Rebuild, Recovery, and Repurpose Come to Light as Grosvenor Art Gallery Debuts “After the Storm”

SUNY Cobleskill Grosvenor Art Gallery’s year of firsts continued Thursday, with the opening of Kristen DeFontes’ exhibit “After the Storm.” The exhibition features

“Storm Window no. 3”

mixed media assemblage and prints inspired by the rebuild efforts of those in the local community, including the artist, following Hurricane Irene in 2011. “After the Storm” is the first exhibit on display in Grosvenor Art Gallery created by an outside public artist (not a member of the immediate campus community). The Gallery previously hosted a Faculty Biennial Art Show and 2019 Graphic Design Senior Show.

Utilizing raw materials collected from her family home, which suffered major damage in Hurricane Irene, the Schoharie-based DeFontes creates with natural elements such as wood, charcoal, copper, steel, and sand. Her pieces “Vestige” (2015), “Harvest” (2015), and “Fountainhead” (2015) blend rope, bronze, and stone into their wood foundations. “Storm Window” (2016) and “Storm Window no. 2” (2018) maintain their frames and paned glass, and are layered with nails and wood.

DeFontes identifies the theme of community togetherness as central to both the pieces in the exhibit, as well as the thought process she harbored in creating them. “Storm Window was a catharsis,” says DeFontes. “I harvested all the wood. I hammered every nail. I was renovating as I made the art.”

“Vestige”

Much of the wood that has transitioned from family home to now on display dates to the 1850s and 60s. For more than 150 years, it maintained a singular, structural purpose. As she sifted through debris in Irene’s wake, DeFontes says she balanced notions of “rebuilding while building” and “focusing on a rebuild while feeling compelled to do my work.” It is a sensation she – and many touring the exhibit’s opening – shared in 2011 and again on this evening eight years later.

“Wood for me is a very humanlike material; I feel a connection to the material. In Upstate New York it is in abundance. What we do with it, and what I am doing with it is [shared]. Someone hammered this nail in 1860, and now I’m rehammering it.”

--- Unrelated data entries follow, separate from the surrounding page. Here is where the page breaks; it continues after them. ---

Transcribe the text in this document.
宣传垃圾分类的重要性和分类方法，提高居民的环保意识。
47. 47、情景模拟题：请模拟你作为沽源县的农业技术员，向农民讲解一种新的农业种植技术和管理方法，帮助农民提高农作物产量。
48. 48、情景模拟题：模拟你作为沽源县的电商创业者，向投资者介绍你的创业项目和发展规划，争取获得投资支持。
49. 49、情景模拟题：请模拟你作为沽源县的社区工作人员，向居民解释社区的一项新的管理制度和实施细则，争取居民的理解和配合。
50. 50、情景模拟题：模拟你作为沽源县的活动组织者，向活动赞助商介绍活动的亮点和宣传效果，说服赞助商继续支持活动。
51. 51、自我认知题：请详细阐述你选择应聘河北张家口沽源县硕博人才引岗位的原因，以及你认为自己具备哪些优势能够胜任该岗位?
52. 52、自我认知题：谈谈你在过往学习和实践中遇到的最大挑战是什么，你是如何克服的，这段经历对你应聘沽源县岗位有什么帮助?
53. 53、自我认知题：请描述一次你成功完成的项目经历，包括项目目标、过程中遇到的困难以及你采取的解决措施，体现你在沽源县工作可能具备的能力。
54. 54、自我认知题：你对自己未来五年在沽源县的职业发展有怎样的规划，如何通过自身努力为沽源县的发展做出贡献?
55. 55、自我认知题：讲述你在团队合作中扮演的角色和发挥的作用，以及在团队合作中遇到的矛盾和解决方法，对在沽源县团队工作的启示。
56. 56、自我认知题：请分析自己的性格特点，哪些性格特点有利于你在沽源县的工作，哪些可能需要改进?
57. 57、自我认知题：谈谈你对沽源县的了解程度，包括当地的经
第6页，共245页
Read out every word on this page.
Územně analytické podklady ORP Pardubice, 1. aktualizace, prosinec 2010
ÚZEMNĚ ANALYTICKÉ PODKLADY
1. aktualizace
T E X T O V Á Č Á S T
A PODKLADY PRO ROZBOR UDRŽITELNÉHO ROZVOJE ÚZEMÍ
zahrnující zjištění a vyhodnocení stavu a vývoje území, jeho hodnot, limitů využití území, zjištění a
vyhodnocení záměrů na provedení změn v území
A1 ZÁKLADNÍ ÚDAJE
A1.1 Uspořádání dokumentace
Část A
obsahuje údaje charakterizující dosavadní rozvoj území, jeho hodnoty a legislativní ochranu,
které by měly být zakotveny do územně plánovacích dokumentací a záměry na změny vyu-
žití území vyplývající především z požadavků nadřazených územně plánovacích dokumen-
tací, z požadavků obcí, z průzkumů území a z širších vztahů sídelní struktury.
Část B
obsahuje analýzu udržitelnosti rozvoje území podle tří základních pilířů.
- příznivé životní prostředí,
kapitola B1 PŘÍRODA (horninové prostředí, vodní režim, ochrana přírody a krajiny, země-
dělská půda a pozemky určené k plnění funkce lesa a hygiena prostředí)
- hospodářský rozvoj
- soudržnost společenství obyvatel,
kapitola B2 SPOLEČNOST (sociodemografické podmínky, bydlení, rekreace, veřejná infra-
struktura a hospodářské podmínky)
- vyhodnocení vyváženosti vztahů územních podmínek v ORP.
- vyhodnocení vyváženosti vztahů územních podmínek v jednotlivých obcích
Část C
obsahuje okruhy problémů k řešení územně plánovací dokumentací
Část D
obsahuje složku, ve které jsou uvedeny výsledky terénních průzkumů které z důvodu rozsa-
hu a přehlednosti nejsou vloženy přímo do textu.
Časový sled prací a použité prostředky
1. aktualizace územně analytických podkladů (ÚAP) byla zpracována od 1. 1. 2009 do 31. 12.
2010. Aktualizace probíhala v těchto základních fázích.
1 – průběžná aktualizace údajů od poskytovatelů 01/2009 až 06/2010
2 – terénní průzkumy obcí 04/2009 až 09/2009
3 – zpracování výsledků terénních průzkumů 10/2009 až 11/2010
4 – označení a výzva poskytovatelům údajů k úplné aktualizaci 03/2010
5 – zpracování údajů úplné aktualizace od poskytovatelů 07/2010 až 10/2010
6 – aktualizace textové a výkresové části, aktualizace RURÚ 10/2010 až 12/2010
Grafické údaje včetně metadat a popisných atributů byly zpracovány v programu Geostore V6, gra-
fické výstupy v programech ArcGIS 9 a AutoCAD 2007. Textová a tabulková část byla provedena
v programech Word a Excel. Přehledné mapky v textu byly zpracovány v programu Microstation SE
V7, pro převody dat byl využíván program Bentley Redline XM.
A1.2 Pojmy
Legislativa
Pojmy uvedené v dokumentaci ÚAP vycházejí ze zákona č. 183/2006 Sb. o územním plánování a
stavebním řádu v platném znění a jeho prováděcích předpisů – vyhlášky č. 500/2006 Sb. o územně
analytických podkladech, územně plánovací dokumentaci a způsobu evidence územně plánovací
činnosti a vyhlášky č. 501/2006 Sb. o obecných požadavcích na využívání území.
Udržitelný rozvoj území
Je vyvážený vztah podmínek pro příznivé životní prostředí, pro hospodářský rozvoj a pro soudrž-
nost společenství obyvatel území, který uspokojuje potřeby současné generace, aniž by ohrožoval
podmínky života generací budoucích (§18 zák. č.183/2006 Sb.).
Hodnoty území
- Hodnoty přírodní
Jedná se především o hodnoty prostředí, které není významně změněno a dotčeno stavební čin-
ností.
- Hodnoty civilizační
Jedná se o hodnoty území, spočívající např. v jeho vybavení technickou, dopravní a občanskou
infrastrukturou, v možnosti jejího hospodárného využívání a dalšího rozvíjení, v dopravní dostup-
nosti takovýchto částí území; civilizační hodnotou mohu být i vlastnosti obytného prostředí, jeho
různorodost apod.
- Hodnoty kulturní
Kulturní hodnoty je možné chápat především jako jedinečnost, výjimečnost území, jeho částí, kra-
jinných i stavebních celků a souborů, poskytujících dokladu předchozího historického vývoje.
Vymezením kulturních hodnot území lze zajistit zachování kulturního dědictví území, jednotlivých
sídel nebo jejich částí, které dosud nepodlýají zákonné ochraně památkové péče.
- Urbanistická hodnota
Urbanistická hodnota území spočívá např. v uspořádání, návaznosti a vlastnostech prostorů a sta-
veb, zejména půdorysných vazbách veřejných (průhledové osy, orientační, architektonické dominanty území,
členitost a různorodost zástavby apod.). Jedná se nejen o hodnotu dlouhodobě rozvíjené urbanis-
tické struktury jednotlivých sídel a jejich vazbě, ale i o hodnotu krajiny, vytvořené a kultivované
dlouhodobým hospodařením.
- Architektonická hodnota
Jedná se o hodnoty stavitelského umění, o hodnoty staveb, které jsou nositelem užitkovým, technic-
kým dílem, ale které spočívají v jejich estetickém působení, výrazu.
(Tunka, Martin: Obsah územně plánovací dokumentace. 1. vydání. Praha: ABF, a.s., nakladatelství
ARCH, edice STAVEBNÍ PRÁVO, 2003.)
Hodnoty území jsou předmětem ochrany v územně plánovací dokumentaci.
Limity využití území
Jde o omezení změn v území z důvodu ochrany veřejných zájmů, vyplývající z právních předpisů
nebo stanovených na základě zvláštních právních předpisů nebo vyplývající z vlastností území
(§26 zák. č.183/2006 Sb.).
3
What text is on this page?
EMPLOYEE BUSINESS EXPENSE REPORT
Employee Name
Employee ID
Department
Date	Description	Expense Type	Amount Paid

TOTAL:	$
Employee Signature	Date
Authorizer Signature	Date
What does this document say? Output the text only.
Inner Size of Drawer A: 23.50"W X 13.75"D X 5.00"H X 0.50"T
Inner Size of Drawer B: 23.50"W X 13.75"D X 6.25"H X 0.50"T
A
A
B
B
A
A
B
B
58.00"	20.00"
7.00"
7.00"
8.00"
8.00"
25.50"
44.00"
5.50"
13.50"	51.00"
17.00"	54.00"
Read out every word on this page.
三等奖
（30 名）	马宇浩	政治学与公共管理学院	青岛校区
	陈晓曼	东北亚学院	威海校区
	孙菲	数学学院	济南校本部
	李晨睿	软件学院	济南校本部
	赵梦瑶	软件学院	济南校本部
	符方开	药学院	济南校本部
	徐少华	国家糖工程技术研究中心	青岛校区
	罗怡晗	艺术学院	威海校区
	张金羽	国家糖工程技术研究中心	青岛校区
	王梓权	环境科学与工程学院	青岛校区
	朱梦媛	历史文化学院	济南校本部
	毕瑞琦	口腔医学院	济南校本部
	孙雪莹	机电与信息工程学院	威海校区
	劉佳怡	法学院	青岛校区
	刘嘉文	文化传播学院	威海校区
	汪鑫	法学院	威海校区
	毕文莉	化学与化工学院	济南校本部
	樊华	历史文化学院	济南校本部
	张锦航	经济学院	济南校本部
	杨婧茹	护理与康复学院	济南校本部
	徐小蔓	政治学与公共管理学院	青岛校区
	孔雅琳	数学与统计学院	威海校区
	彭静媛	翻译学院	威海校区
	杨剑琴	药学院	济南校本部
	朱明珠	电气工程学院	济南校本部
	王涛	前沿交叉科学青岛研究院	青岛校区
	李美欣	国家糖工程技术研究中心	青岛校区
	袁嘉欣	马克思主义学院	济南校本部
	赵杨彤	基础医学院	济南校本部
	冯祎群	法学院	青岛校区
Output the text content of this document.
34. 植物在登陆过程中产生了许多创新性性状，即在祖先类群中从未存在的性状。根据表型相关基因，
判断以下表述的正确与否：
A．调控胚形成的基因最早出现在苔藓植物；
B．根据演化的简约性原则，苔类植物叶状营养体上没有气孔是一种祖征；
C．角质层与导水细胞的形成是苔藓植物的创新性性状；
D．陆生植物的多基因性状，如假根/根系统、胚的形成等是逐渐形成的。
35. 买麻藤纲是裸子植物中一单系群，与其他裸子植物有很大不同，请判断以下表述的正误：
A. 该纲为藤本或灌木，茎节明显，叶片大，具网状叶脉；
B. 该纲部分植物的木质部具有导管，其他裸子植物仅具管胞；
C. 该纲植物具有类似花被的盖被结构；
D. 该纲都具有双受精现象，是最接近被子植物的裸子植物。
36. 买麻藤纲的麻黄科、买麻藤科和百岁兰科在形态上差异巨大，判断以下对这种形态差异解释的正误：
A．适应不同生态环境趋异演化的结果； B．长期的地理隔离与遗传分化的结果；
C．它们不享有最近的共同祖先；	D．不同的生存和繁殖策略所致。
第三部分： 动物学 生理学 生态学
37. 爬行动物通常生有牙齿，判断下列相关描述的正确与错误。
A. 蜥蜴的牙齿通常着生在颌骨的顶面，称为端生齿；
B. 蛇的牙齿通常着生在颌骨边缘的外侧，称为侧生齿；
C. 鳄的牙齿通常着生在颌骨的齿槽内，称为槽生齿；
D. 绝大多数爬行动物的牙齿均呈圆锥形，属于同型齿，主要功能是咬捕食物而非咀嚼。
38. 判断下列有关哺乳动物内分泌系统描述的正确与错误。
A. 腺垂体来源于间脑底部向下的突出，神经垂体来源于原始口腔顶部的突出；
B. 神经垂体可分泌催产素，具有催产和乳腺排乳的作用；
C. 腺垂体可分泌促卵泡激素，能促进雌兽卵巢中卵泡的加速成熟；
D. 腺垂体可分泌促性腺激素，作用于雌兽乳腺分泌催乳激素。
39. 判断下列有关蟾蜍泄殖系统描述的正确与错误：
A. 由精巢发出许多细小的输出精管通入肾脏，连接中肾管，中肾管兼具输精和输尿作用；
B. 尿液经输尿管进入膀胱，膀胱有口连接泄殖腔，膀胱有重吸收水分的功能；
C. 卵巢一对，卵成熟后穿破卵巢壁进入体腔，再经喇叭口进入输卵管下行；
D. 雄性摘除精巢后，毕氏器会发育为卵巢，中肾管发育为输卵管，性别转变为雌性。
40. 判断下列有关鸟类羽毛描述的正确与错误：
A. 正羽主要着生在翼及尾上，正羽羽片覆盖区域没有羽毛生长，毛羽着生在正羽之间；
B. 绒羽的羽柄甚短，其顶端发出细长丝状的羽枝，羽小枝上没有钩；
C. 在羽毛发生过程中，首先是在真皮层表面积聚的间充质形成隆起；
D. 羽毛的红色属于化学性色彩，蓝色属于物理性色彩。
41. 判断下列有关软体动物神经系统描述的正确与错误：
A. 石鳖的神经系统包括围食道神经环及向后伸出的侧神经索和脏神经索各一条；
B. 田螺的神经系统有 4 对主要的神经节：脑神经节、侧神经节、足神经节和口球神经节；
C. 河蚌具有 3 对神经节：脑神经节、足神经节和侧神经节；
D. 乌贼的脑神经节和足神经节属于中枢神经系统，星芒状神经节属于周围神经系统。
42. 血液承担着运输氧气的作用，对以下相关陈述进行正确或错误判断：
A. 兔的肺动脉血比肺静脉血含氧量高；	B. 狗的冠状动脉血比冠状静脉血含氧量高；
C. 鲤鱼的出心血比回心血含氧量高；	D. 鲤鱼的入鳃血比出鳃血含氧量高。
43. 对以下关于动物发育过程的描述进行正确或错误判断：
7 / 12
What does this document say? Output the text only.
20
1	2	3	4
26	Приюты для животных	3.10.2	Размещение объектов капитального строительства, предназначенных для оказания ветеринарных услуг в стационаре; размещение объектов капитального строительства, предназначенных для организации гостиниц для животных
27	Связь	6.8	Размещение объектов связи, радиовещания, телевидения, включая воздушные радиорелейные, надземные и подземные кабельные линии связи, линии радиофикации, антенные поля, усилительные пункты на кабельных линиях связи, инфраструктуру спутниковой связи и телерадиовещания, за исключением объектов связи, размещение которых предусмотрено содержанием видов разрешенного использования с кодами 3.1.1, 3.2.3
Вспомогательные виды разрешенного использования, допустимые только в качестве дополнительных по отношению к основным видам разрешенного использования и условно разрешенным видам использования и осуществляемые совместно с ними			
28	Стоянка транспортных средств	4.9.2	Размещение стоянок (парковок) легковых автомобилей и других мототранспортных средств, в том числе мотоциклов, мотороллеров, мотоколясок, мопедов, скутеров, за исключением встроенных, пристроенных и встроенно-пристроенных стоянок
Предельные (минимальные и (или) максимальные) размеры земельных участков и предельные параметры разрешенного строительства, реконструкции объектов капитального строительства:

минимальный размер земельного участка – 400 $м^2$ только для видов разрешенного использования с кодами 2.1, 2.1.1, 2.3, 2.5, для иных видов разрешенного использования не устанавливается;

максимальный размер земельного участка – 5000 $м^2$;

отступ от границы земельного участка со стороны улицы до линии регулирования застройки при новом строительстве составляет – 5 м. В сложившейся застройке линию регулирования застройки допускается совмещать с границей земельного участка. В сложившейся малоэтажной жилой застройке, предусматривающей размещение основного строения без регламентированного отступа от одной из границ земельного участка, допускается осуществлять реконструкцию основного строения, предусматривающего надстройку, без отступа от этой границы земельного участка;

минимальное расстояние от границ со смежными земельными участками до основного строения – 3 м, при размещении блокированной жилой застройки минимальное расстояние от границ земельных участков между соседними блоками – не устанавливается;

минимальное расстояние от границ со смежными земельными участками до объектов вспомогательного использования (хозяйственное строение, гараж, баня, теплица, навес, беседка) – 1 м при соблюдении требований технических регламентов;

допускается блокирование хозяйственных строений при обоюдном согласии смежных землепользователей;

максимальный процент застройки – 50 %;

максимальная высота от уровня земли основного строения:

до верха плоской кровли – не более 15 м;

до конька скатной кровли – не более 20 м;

The devastation of the storm, and the will to rebuild after the storm, is unifying today for members of our community. Bonding around a common recovery comes to light in DeFontes’ art. The community has not arrived quickly to this point.

“In the moment it was about survival. This was not a time to [immediately] decompress,” says Defontes. I talked to my neighbor [recently] and we realized we had never really talked about the storm.” In Grosvenor Art Gallery until Decemeber, “After the Storm” aims to bring out the dialogue that rebuilding has long-eclipsed.